Avec ce projet, Odile Fillod espère combler un grand vide éducatif : « Le clitoris est absent de nombreux manuels de SVT censés présenter les appareils génitaux masculin et féminin, et il n’est jamais représenté en entier dans ces manuels. On croit généralement qu’il s’agit d’une sorte de petit haricot d’1 ou 2 cm de long tout au plus ». Le modèle 3D étant en open source, n’importe qui possédant une imprimante 3D peut, chez soi fabriquer son clitoris en PLA (acide polylactique), ou dans une autre matière.
Odile Fillod espère que les enseignants de SVT et les éducateurs à la sexualité vont s’en servir à des fins pédagogiques, pour mettre en place une éducation sexuelle digne de ce nom.
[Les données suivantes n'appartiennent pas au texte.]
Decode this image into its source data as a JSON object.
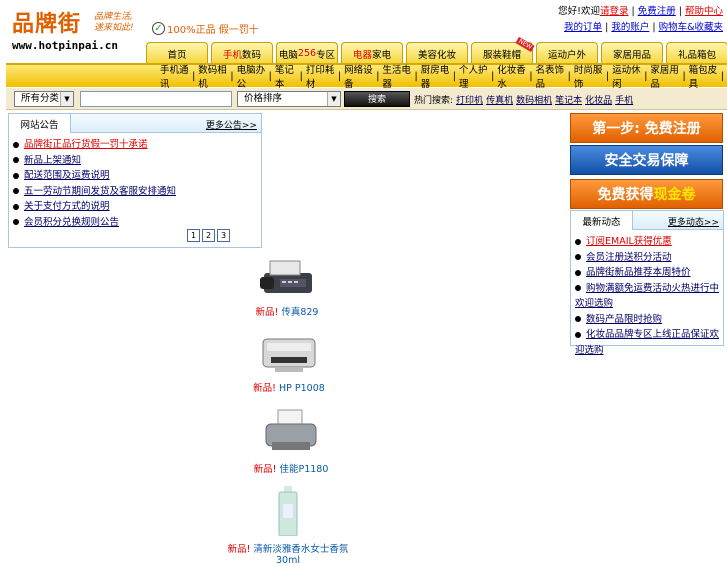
{
  "logo": {
    "name": "品牌街",
    "slogan_line1": "品牌生活,",
    "slogan_line2": "遂来如此!",
    "url": "www.hotpinpai.cn"
  },
  "guarantee": "100%正品 假一罚十",
  "toplinks": {
    "row1": {
      "prefix": "您好!欢迎",
      "login": "请登录",
      "register": "免费注册",
      "help": "帮助中心"
    },
    "row2": [
      "我的订单",
      "我的账户",
      "购物车&收藏夹"
    ]
  },
  "nav": [
    {
      "label": "首页"
    },
    {
      "label": "数码",
      "pre": "",
      "hl": "手机"
    },
    {
      "label": "专区",
      "hl": "256",
      "pre": "电脑"
    },
    {
      "label": "家电",
      "hl": "电器"
    },
    {
      "label": "美容化妆"
    },
    {
      "label": "服装鞋帽",
      "badge": "NEW"
    },
    {
      "label": "运动户外"
    },
    {
      "label": "家居用品"
    },
    {
      "label": "礼品箱包"
    }
  ],
  "categories": [
    "手机通讯",
    "数码相机",
    "电脑办公",
    "笔记本",
    "打印耗材",
    "网络设备",
    "生活电器",
    "厨房电器",
    "个人护理",
    "化妆香水",
    "名表饰品",
    "时尚服饰",
    "运动休闲",
    "家居用品",
    "箱包皮具"
  ],
  "search": {
    "category": "所有分类",
    "placeholder": "",
    "sort": "价格排序",
    "button": "搜索",
    "hot_label": "热门搜索:",
    "hot": [
      "打印机",
      "传真机",
      "数码相机",
      "笔记本",
      "化妆品",
      "手机"
    ]
  },
  "notice": {
    "title": "网站公告",
    "more": "更多公告>>",
    "items": [
      {
        "text": "品牌街正品行货假一罚十承诺",
        "red": true
      },
      {
        "text": "新品上架通知"
      },
      {
        "text": "配送范围及运费说明"
      },
      {
        "text": "五一劳动节期间发货及客服安排通知"
      },
      {
        "text": "关于支付方式的说明"
      },
      {
        "text": "会员积分兑换规则公告"
      }
    ],
    "pages": [
      "1",
      "2",
      "3"
    ]
  },
  "products": [
    {
      "new": "新品!",
      "name": "传真829"
    },
    {
      "new": "新品!",
      "name": "HP P1008"
    },
    {
      "new": "新品!",
      "name": "佳能P1180"
    },
    {
      "new": "新品!",
      "name": "清新淡雅香水女士香氛 30ml"
    }
  ],
  "banners": {
    "register": "第一步: 免费注册",
    "safe": "安全交易保障",
    "coupon_a": "免费获得",
    "coupon_b": "现金卷"
  },
  "news": {
    "title": "最新动态",
    "more": "更多动态>>",
    "items": [
      {
        "text": "订阅EMAIL获得优惠",
        "red": true
      },
      {
        "text": "会员注册送积分活动"
      },
      {
        "text": "品牌街新品推荐本周特价"
      },
      {
        "text": "购物满额免运费活动火热进行中欢迎选购"
      },
      {
        "text": "数码产品限时抢购"
      },
      {
        "text": "化妆品品牌专区上线正品保证欢迎选购"
      }
    ]
  },
  "colors": {
    "accent": "#e06000",
    "nav_yellow": "#f5d63a",
    "link_blue": "#0000cc",
    "banner_blue": "#1250a8"
  }
}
Elle cite une enquête faite en 2009 auprès des élèves de 4ème d’un collège de Montpellier, qui a montré que moins d’une fille sur deux savait qu’elle avait un clitoris… Expliquer aux collégiens(-nnes) et lycéens(-nnes) que les femmes n’ont pas entre les jambes un simple « petit bouton » et une cavité appelée vagin peut avoir un impact sur leur sexualité présente ou future. Odile Fillod insiste sur le fait que cette objet 3D permet de comprendre l’homologie fondamentale du clitoris avec le pénis, et de changer la représentation de leur sexualité :
« Les femmes doivent comprendre ce qui leur donne du plaisir et pourquoi, explorer leurs potentialités orgasmiques, ne pas imaginer qu’elles sont frigides ou anormales parce que le coït vaginal ne les fait pas jouir —ce qui est assez normal compte tenu de la position anatomique du clitoris— ou ne pas imaginer au contraire qu’il est normal qu’elles aient peu de plaisir car elles ne sont pas dotées d’un organe sexuel susceptible de leur procurer des sensations équivalentes à celles procurées par le pénis chez un homme ».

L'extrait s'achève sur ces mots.